The case involved a trio of mid-2018 executive orders that among other things to restrict the scope of bargaining and the types of topics over which unions could invoke grievance procedures, compel negotiations to move faster, instruct agencies to act promptly to declare impasses, limit the amount of official time to which agencies would agree, and more. The orders soon were suspended by a federal district court ruling, which an appeals court overturned in late 2019 on grounds that challenges had to first go through the internal government channels.

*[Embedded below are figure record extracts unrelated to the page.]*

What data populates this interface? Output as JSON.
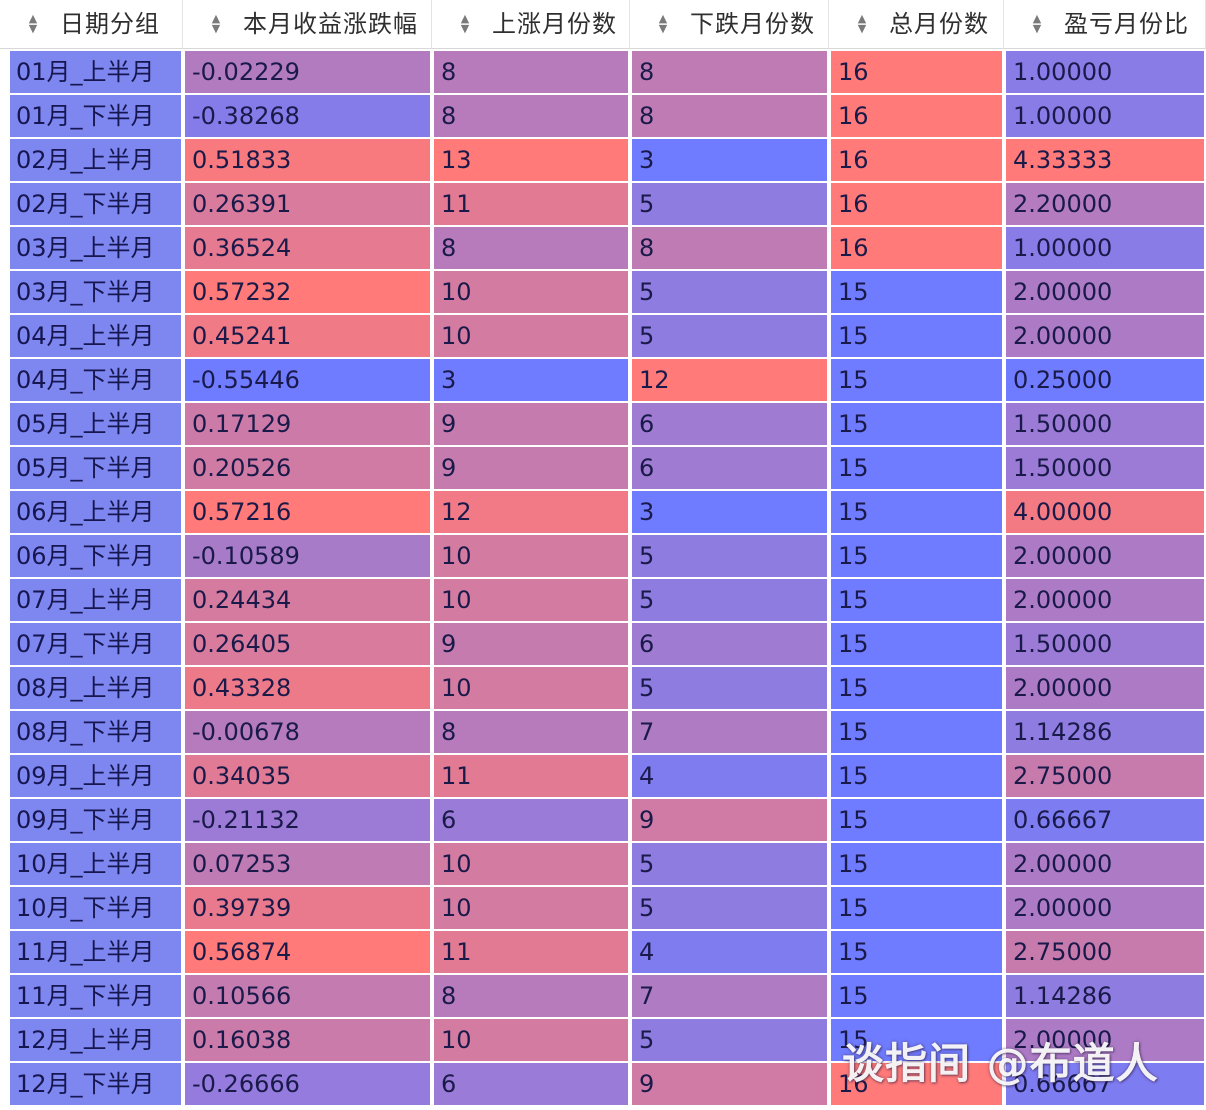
{
  "table": {
    "columns": [
      {
        "label": "日期分组",
        "icon": "sort-icon"
      },
      {
        "label": "本月收益涨跌幅",
        "icon": "sort-icon"
      },
      {
        "label": "上涨月份数",
        "icon": "sort-icon"
      },
      {
        "label": "下跌月份数",
        "icon": "sort-icon"
      },
      {
        "label": "总月份数",
        "icon": "sort-icon"
      },
      {
        "label": "盈亏月份比",
        "icon": "sort-icon"
      }
    ],
    "rows": [
      {
        "date": "01月_上半月",
        "ret": "-0.02229",
        "up": "8",
        "down": "8",
        "total": "16",
        "ratio": "1.00000"
      },
      {
        "date": "01月_下半月",
        "ret": "-0.38268",
        "up": "8",
        "down": "8",
        "total": "16",
        "ratio": "1.00000"
      },
      {
        "date": "02月_上半月",
        "ret": "0.51833",
        "up": "13",
        "down": "3",
        "total": "16",
        "ratio": "4.33333"
      },
      {
        "date": "02月_下半月",
        "ret": "0.26391",
        "up": "11",
        "down": "5",
        "total": "16",
        "ratio": "2.20000"
      },
      {
        "date": "03月_上半月",
        "ret": "0.36524",
        "up": "8",
        "down": "8",
        "total": "16",
        "ratio": "1.00000"
      },
      {
        "date": "03月_下半月",
        "ret": "0.57232",
        "up": "10",
        "down": "5",
        "total": "15",
        "ratio": "2.00000"
      },
      {
        "date": "04月_上半月",
        "ret": "0.45241",
        "up": "10",
        "down": "5",
        "total": "15",
        "ratio": "2.00000"
      },
      {
        "date": "04月_下半月",
        "ret": "-0.55446",
        "up": "3",
        "down": "12",
        "total": "15",
        "ratio": "0.25000"
      },
      {
        "date": "05月_上半月",
        "ret": "0.17129",
        "up": "9",
        "down": "6",
        "total": "15",
        "ratio": "1.50000"
      },
      {
        "date": "05月_下半月",
        "ret": "0.20526",
        "up": "9",
        "down": "6",
        "total": "15",
        "ratio": "1.50000"
      },
      {
        "date": "06月_上半月",
        "ret": "0.57216",
        "up": "12",
        "down": "3",
        "total": "15",
        "ratio": "4.00000"
      },
      {
        "date": "06月_下半月",
        "ret": "-0.10589",
        "up": "10",
        "down": "5",
        "total": "15",
        "ratio": "2.00000"
      },
      {
        "date": "07月_上半月",
        "ret": "0.24434",
        "up": "10",
        "down": "5",
        "total": "15",
        "ratio": "2.00000"
      },
      {
        "date": "07月_下半月",
        "ret": "0.26405",
        "up": "9",
        "down": "6",
        "total": "15",
        "ratio": "1.50000"
      },
      {
        "date": "08月_上半月",
        "ret": "0.43328",
        "up": "10",
        "down": "5",
        "total": "15",
        "ratio": "2.00000"
      },
      {
        "date": "08月_下半月",
        "ret": "-0.00678",
        "up": "8",
        "down": "7",
        "total": "15",
        "ratio": "1.14286"
      },
      {
        "date": "09月_上半月",
        "ret": "0.34035",
        "up": "11",
        "down": "4",
        "total": "15",
        "ratio": "2.75000"
      },
      {
        "date": "09月_下半月",
        "ret": "-0.21132",
        "up": "6",
        "down": "9",
        "total": "15",
        "ratio": "0.66667"
      },
      {
        "date": "10月_上半月",
        "ret": "0.07253",
        "up": "10",
        "down": "5",
        "total": "15",
        "ratio": "2.00000"
      },
      {
        "date": "10月_下半月",
        "ret": "0.39739",
        "up": "10",
        "down": "5",
        "total": "15",
        "ratio": "2.00000"
      },
      {
        "date": "11月_上半月",
        "ret": "0.56874",
        "up": "11",
        "down": "4",
        "total": "15",
        "ratio": "2.75000"
      },
      {
        "date": "11月_下半月",
        "ret": "0.10566",
        "up": "8",
        "down": "7",
        "total": "15",
        "ratio": "1.14286"
      },
      {
        "date": "12月_上半月",
        "ret": "0.16038",
        "up": "10",
        "down": "5",
        "total": "15",
        "ratio": "2.00000"
      },
      {
        "date": "12月_下半月",
        "ret": "-0.26666",
        "up": "6",
        "down": "9",
        "total": "16",
        "ratio": "0.66667"
      }
    ]
  },
  "colors": {
    "low": "#6f7cff",
    "high": "#ff7a78",
    "date_column": "#7e86f0",
    "header_bg": "#ffffff",
    "header_text": "#2f2f2f",
    "grid_line": "#f4f4fb"
  },
  "watermark": {
    "text": "谈指间 @布道人"
  }
}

In one such challenge, brought by the AFGE union against the Defense Logistics Agency, an arbitrator found in mid-2020 that agencies were not required to bargain over the substance of the orders although they were required to bargain over “procedures and appropriate arrangements” for carrying out their terms. Both sides then appealed to the full FLRA but in early 2021 the Biden administration took office and quickly revoked the three orders.
The FLRA said that in light of that action, the case should be dismissed because “the parties no longer have a legally cognizable interest in the dispute.” The arbitrator had found that the agency had not actually carried out any of the policies of the orders so there is no relief to be granted to the union, it said.
While the ruling ends the challenge to those orders, it’s generally expected that a future Republican administration would issue a comparable set of orders and that federal unions would bring similar challenges.